En défense de la technique des algorithmes, la ministre des Armées, Florence Parly, a assuré qu’il ne représentait « pas un système de surveillance contrairement à ce qu’on entend trop souvent mais un outil de détection permettant de mieux cibler, le cas échéant, une surveillance ». Ce système « joue un rôle indispensable en raison de la nature même de l’évolution de la menace terroriste » et « ne va pas à l’encontre de la protection de la vie privée et des données personnelles des citoyens », affirme la ministre.

L’accès aux archives : « Un dysfonctionnement anachronique »

L’article 19 modifie le régime d’accès aux archives secret-défense en allongeant potentiellement au-delà de 50 ans le délai pendant lequel ces archives peuvent ne pas être accessibles notamment aux chercheurs, aux historiens voire aux citoyens. Une modification qui amènerait « un dysfonctionnement anachronique » pour la sénatrice RDSE, Nathalie Delattre.

« Nous comprenons l’impératif lié à la défense nationale toutefois le dispositif retenu ne propose pas les garanties attendues permettant aux archivistes, aux historiens, aux chercheurs d’être en mesure d’exercer leur métier au service de la mémoire collective », a soulevé Nathalie Delattre. Le sénateur communiste, Pierre Laurent, alerte en écho : « C’est une mise en cause grave du principe de communication de plein droit après le délai de 50 ans ».

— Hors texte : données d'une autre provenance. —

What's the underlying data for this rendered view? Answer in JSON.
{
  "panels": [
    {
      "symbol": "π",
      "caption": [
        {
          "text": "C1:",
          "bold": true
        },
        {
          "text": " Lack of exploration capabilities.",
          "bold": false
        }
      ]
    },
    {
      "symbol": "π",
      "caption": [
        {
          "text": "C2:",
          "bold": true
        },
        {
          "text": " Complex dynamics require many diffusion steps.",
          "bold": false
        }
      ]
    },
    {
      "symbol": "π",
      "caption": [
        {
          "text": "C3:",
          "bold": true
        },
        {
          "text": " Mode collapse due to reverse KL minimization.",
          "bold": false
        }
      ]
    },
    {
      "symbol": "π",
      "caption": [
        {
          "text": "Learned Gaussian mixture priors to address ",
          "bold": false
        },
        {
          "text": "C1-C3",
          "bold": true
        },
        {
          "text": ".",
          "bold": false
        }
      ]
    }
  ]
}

La loi du 3 janvier 1979 sur les archives est remise en cause, selon eux, en cela que le législateur n’est plus en charge de déterminer les délais de communication, la prérogative revenant alors aux autorités administratives. Les amendements déposés pour inscrire « un délai plafond » de cent ans pour la libre communication des documents avec une possibilité de report ont été rejetés.